Un levier réel, mais à géométrie variable
À Nantes métropole, le bail réel solidaire (BRS) s’impose désormais comme un dispositif concret pour contourner la flambée des prix et les obstacles au crédit. Le principe, simple sur le papier, consiste à dissocier l’achat du foncier et celui du bâti : l’acquéreur devient propriétaire du logement mais loue le terrain à un organisme foncier solidaire. En Loire‑Atlantique, les chiffres du BRS ont atteint des niveaux inédits ces derniers mois, témoignant d’un regain d’intérêt pour ce montage juridique.
Des opérations visibles sur le terrain
Sur le terrain, le dispositif se matérialise par de nouvelles opérations immobilières. Entre Nantes et Saint‑Herblain, dans le secteur Bellevue / place Mendès‑France, trois résidences portées par les promoteurs Cif et CISN proposent des logements en BRS, illustrant la traduction concrète du dispositif pour les ménages modestes.
- Atout : baisse du coût d’acquisition puisqu’on n’achète pas le foncier.
- Limite : le dispositif reste moins présent dans certains quartiers populaires.
- Contexte : hausse des prix de l’immobilier et difficulté d’accès au crédit pour de nombreux ménages.
Des quartiers encore à l’écart
Malgré ces avancées, le BRS ne bénéficie pas uniformément à l’ensemble du territoire métropolitain. D’après les constats locaux, les quartiers populaires peinent à trouver leur public pour ce type d’offre. Plusieurs facteurs expliquent cette difficulté : manque d’information sur le dispositif, critères d’éligibilité des ménages, ou encore l’offre foncière disponible dans ces secteurs. En pratique, là où le foncier est rare ou très cher, ou bien où le montage financier reste méconnu, les promoteurs et bailleurs sociaux rencontrent des limites pour développer des opérations en BRS.
« Le BRS ouvre une voie, mais il faut l’adapter aux réalités locales », expliquent des acteurs du logement.
Conséquences pour les habitants et les acteurs locaux
Pour des ménages freinés par les prix et les taux d’emprunt, le BRS constitue une opportunité tangible d’accession. À l’échelle de la métropole, son développement peut contribuer à diversifier l’offre et à préserver une part de logements abordables en accession.
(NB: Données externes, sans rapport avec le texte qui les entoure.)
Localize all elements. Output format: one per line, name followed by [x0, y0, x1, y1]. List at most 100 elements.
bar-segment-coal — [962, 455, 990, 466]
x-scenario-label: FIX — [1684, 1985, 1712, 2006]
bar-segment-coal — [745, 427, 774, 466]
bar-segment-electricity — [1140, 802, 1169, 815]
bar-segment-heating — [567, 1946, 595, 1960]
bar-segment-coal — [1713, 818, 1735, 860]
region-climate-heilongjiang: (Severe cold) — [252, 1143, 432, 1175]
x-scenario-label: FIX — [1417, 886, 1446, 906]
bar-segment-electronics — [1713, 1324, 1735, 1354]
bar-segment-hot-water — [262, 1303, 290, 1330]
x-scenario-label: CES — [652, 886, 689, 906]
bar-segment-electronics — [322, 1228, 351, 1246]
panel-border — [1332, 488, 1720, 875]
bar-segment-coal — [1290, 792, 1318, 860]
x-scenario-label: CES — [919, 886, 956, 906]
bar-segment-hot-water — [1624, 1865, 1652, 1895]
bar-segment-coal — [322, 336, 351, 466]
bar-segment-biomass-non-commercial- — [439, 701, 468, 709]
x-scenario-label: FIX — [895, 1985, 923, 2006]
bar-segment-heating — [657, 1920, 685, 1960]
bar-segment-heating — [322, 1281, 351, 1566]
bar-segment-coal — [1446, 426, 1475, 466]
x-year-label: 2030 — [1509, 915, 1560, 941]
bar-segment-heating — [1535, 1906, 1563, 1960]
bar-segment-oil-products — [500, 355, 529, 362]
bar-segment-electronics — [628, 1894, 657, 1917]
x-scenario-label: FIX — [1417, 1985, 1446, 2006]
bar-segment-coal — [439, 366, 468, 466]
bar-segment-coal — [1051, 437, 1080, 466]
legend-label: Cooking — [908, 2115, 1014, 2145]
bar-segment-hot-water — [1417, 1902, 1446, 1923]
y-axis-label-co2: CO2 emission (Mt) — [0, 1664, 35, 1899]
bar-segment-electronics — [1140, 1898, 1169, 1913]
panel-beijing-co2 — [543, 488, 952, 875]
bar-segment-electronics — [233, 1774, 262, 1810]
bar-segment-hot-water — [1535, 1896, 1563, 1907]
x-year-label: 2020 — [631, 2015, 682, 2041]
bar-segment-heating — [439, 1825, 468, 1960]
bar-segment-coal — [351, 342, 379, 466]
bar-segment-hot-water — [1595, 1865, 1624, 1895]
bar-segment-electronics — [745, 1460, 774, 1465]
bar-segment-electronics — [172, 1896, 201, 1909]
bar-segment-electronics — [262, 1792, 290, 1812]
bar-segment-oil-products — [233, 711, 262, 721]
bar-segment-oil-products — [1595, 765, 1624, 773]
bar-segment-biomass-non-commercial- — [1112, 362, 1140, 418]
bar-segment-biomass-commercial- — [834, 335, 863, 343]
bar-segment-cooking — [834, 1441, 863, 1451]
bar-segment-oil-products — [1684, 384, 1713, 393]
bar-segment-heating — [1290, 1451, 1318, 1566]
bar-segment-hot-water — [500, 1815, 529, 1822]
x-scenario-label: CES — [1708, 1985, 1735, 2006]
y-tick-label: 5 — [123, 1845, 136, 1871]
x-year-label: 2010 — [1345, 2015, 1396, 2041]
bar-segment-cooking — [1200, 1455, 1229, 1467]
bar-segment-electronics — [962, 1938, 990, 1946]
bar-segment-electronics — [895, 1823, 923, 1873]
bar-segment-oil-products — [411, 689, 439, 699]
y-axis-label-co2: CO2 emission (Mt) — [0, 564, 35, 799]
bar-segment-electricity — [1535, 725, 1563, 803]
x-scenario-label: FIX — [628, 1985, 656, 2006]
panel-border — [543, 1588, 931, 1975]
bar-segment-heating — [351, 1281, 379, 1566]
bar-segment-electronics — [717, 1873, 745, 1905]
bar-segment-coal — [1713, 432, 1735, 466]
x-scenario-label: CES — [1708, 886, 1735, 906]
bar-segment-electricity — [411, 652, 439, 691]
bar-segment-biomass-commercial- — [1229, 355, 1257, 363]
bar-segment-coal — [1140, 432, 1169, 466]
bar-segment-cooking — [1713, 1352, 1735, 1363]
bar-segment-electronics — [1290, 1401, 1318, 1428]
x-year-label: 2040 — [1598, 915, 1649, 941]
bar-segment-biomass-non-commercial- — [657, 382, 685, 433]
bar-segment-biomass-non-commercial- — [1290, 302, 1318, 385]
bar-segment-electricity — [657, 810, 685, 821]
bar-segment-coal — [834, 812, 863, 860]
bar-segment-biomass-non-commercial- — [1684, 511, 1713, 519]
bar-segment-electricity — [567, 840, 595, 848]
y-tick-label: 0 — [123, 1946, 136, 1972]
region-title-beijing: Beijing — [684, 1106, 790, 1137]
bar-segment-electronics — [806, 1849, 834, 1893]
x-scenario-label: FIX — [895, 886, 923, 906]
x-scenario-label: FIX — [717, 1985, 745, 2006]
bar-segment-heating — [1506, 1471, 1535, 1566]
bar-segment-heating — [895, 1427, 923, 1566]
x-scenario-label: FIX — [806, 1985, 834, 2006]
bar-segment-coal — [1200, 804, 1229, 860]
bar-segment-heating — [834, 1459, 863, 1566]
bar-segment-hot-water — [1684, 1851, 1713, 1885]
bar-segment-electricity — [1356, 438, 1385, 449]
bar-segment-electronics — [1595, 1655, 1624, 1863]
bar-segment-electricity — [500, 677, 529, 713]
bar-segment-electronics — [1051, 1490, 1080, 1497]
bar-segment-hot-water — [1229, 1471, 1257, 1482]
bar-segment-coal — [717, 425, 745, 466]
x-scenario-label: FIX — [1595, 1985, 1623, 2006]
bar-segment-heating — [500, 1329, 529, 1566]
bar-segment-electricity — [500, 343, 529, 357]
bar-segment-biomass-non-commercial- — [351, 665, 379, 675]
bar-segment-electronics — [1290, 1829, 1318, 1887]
Toutefois, si le dispositif reste concentré dans certains secteurs, il risque de reproduire des inégalités spatiales : ceux qui bénéficient le plus du BRS seront les ménages proches des nouvelles opérations, tandis que d’autres quartiers continueront de subir la hausse des loyers et des prix de vente.
| Avantage | Limite |
|---|---|
| Réduction du coût d’achat (pas de foncier) | Moins présent dans les quartiers populaires |
| Permet l’accès à la propriété pour des ménages modestes | Besoin d’information et d’accompagnement renforcé |
Sur le plan politique et opérationnel, la réussite du BRS à Nantes dépendra des initiatives concertées entre collectivités, organismes fonciers solidaires, promoteurs et associations. Elles devront non seulement multiplier les opérations, mais aussi adapter la communication et les conditions d’accès pour toucher les publics actuellement éloignés du dispositif.
À court terme, la présence de projets comme ceux de Bellevue montre que le BRS peut se déployer en périphérie de Nantes. À plus long terme, son impact social dépendra de la capacité des acteurs locaux à l’installer durablement dans des quartiers où l’accès à la propriété reste le plus fragile.